All this time, from above, Gabriel tried desperately to offer the men a glimpse of evidence that his existence was real. He descended a bit to reach a more equal plane, one that could make some sort of communication possible between him and the three men, and hollered his “Can you hear me fellow humans? I am here” in their ears, moving from the left ear to the right one of each man. One of the assistants, the one who wore his dark hair in a ponytail—now covered by a pathetic hospital grade shower cap—the one who hated deodorants, the one who always chanted his Hare Krishna mantra in the solitude of his room, the one abandoned by a sculptural girlfriend who much too often scoffed at the boy’s spiritual beliefs, the one who unintentionally bragged a pair of dark, masculine eyes which evoked a suave gentleness of femininity, heard Gabriel’s penetrating voice. “Yes, I can hear you,” whispered he, a bit timorous at the thought of being detected by his colleagues and taken for a complete wacko, word he heard before in social circles. “Then what are you doing with my body?” insisted Gabriel, with hand gestures that didn’t match the sublime terror reflected in his eyes. “We’re taking you to the morgue, in a black plastic bag, blacker than death itself,” admitted the boy. “At the morgue?” Gabriel’s eyes widened with amazement. He just couldn’t believe how decisions were made down below now that he belonged to a different realm of reality. He witnessed firsthand the atoms and molecules dancing their ecstatic dance around him.
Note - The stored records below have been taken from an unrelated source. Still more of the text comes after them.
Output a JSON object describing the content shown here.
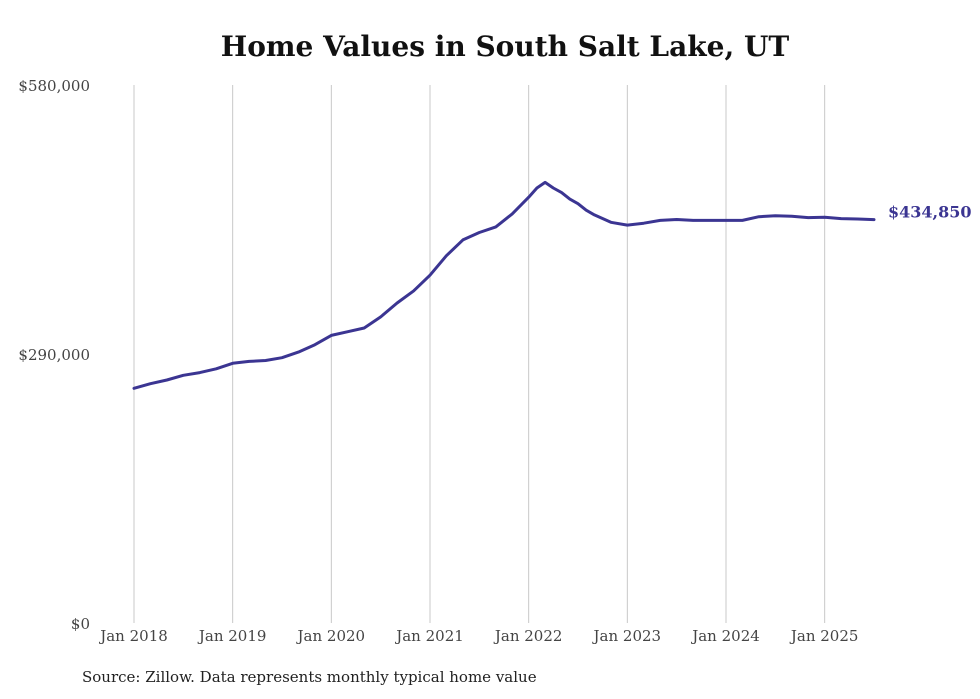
{
  "title": "Home Values in South Salt Lake, UT",
  "source_note": "Source: Zillow. Data represents monthly typical home value",
  "colors": {
    "line": "#3b3592",
    "grid": "#c8c8c8",
    "text": "#444444"
  },
  "chart_data": {
    "type": "line",
    "title": "Home Values in South Salt Lake, UT",
    "xlabel": "",
    "ylabel": "",
    "ylim": [
      0,
      580000
    ],
    "y_ticks": [
      {
        "value": 0,
        "label": "$0"
      },
      {
        "value": 290000,
        "label": "$290,000"
      },
      {
        "value": 580000,
        "label": "$580,000"
      }
    ],
    "x_ticks": [
      {
        "value": "2018-01",
        "label": "Jan 2018"
      },
      {
        "value": "2019-01",
        "label": "Jan 2019"
      },
      {
        "value": "2020-01",
        "label": "Jan 2020"
      },
      {
        "value": "2021-01",
        "label": "Jan 2021"
      },
      {
        "value": "2022-01",
        "label": "Jan 2022"
      },
      {
        "value": "2023-01",
        "label": "Jan 2023"
      },
      {
        "value": "2024-01",
        "label": "Jan 2024"
      },
      {
        "value": "2025-01",
        "label": "Jan 2025"
      }
    ],
    "grid": "vertical",
    "end_label": "$434,850",
    "series": [
      {
        "x": [
          "2018-01",
          "2018-03",
          "2018-05",
          "2018-07",
          "2018-09",
          "2018-11",
          "2019-01",
          "2019-03",
          "2019-05",
          "2019-07",
          "2019-09",
          "2019-11",
          "2020-01",
          "2020-03",
          "2020-05",
          "2020-07",
          "2020-09",
          "2020-11",
          "2021-01",
          "2021-03",
          "2021-05",
          "2021-07",
          "2021-09",
          "2021-11",
          "2022-01",
          "2022-02",
          "2022-03",
          "2022-04",
          "2022-05",
          "2022-06",
          "2022-07",
          "2022-08",
          "2022-09",
          "2022-11",
          "2023-01",
          "2023-03",
          "2023-05",
          "2023-07",
          "2023-09",
          "2023-11",
          "2024-01",
          "2024-03",
          "2024-05",
          "2024-07",
          "2024-09",
          "2024-11",
          "2025-01",
          "2025-03",
          "2025-05",
          "2025-07"
        ],
        "y": [
          253000,
          258000,
          262000,
          267000,
          270000,
          274000,
          280000,
          282000,
          283000,
          286000,
          292000,
          300000,
          310000,
          314000,
          318000,
          330000,
          345000,
          358000,
          375000,
          396000,
          413000,
          421000,
          427000,
          441000,
          459000,
          469000,
          475000,
          469000,
          464000,
          457000,
          452000,
          445000,
          440000,
          432000,
          429000,
          431000,
          434000,
          435000,
          434000,
          434000,
          434000,
          434000,
          438000,
          439000,
          438500,
          437000,
          437500,
          436000,
          435500,
          434850
        ]
      }
    ]
  }
}
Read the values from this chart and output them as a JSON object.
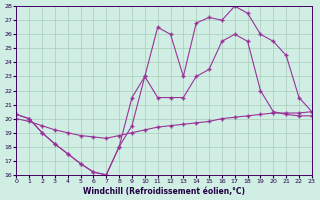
{
  "xlabel": "Windchill (Refroidissement éolien,°C)",
  "bg_color": "#d0eee4",
  "line_color": "#993399",
  "grid_color": "#aaccbb",
  "xlim": [
    0,
    23
  ],
  "ylim": [
    16,
    28
  ],
  "xticks": [
    0,
    1,
    2,
    3,
    4,
    5,
    6,
    7,
    8,
    9,
    10,
    11,
    12,
    13,
    14,
    15,
    16,
    17,
    18,
    19,
    20,
    21,
    22,
    23
  ],
  "yticks": [
    16,
    17,
    18,
    19,
    20,
    21,
    22,
    23,
    24,
    25,
    26,
    27,
    28
  ],
  "series": [
    {
      "x": [
        0,
        1,
        2,
        3,
        4,
        5,
        6,
        7,
        8,
        9,
        10,
        11,
        12,
        13,
        14,
        15,
        16,
        17,
        18,
        19,
        20,
        21,
        22,
        23
      ],
      "y": [
        20.0,
        19.8,
        19.5,
        19.2,
        19.0,
        18.8,
        18.7,
        18.6,
        18.8,
        19.0,
        19.2,
        19.4,
        19.5,
        19.6,
        19.7,
        19.8,
        20.0,
        20.1,
        20.2,
        20.3,
        20.4,
        20.4,
        20.4,
        20.5
      ]
    },
    {
      "x": [
        0,
        1,
        2,
        3,
        4,
        5,
        6,
        7,
        8,
        9,
        10,
        11,
        12,
        13,
        14,
        15,
        16,
        17,
        18,
        19,
        20,
        21,
        22,
        23
      ],
      "y": [
        20.3,
        20.0,
        19.0,
        18.2,
        17.5,
        16.8,
        16.2,
        16.0,
        18.0,
        19.5,
        23.0,
        26.5,
        26.0,
        23.0,
        26.8,
        27.2,
        27.0,
        28.0,
        27.5,
        26.0,
        25.5,
        24.5,
        21.5,
        20.5
      ]
    },
    {
      "x": [
        0,
        1,
        2,
        3,
        4,
        5,
        6,
        7,
        8,
        9,
        10,
        11,
        12,
        13,
        14,
        15,
        16,
        17,
        18,
        19,
        20,
        21,
        22,
        23
      ],
      "y": [
        20.3,
        20.0,
        19.0,
        18.2,
        17.5,
        16.8,
        16.2,
        16.0,
        18.0,
        21.5,
        23.0,
        21.5,
        21.5,
        21.5,
        23.0,
        23.5,
        25.5,
        26.0,
        25.5,
        22.0,
        20.5,
        20.3,
        20.2,
        20.2
      ]
    }
  ]
}
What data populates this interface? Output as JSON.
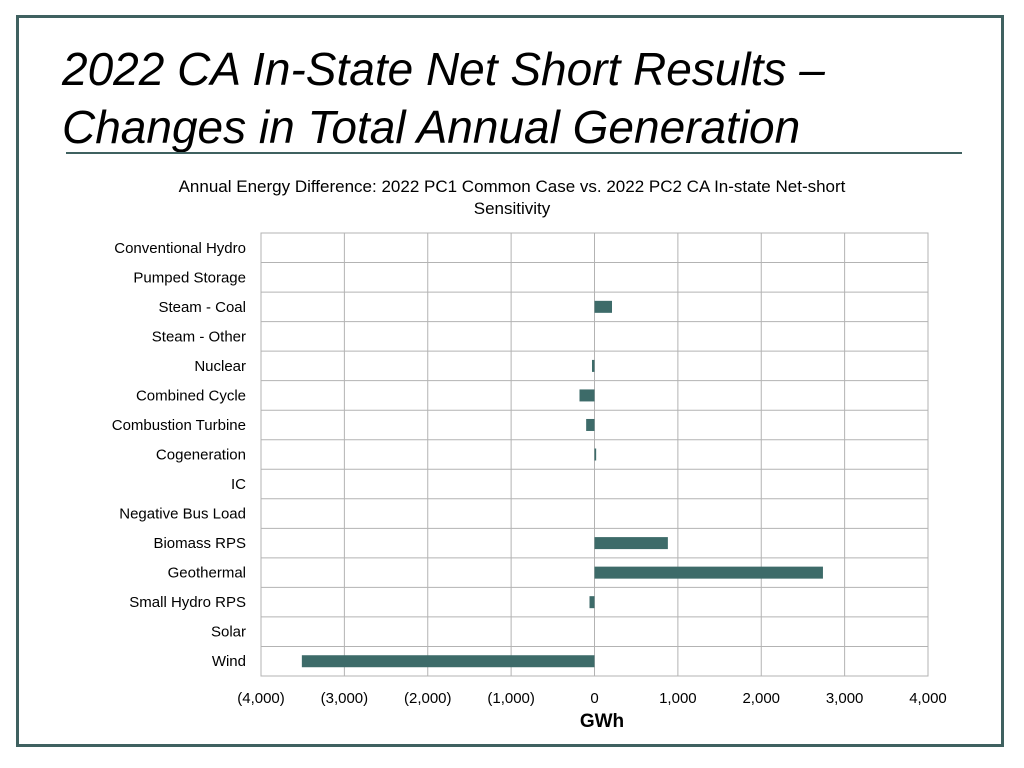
{
  "slide": {
    "title_line1": "2022 CA In-State Net Short Results –",
    "title_line2": "Changes in Total Annual Generation"
  },
  "colors": {
    "bar": "#3d6b69",
    "frame": "#3f6160",
    "grid": "#b3b3b3"
  },
  "chart_data": {
    "type": "bar",
    "orientation": "horizontal",
    "title": "Annual Energy Difference: 2022 PC1 Common Case vs. 2022 PC2 CA In-state Net-short Sensitivity",
    "xlabel": "GWh",
    "ylabel": "",
    "xlim": [
      -4000,
      4000
    ],
    "xticks": [
      -4000,
      -3000,
      -2000,
      -1000,
      0,
      1000,
      2000,
      3000,
      4000
    ],
    "xtick_labels": [
      "(4,000)",
      "(3,000)",
      "(2,000)",
      "(1,000)",
      "0",
      "1,000",
      "2,000",
      "3,000",
      "4,000"
    ],
    "grid": true,
    "categories": [
      "Conventional Hydro",
      "Pumped Storage",
      "Steam - Coal",
      "Steam - Other",
      "Nuclear",
      "Combined Cycle",
      "Combustion Turbine",
      "Cogeneration",
      "IC",
      "Negative Bus Load",
      "Biomass RPS",
      "Geothermal",
      "Small Hydro RPS",
      "Solar",
      "Wind"
    ],
    "values": [
      0,
      0,
      210,
      0,
      -30,
      -180,
      -100,
      20,
      0,
      0,
      880,
      2740,
      -60,
      0,
      -3510
    ]
  }
}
“Don’t take me to the morgue, folks, I am alive,” begged Gabriel, yet his composure betrayed a total loss of hope in the power of human comprehension. “I know you are,” the boy firmly implanted his words in Gabriel’s ear, “but my power ends here. The vitals monitor insists that you are dead and the professor left for Bahamas.” And just like that, the resilient echo kept fighting its fight. “Gabriel, you are but bones” “…you are but bones” “…are but bones” “…but bones” “…bones.”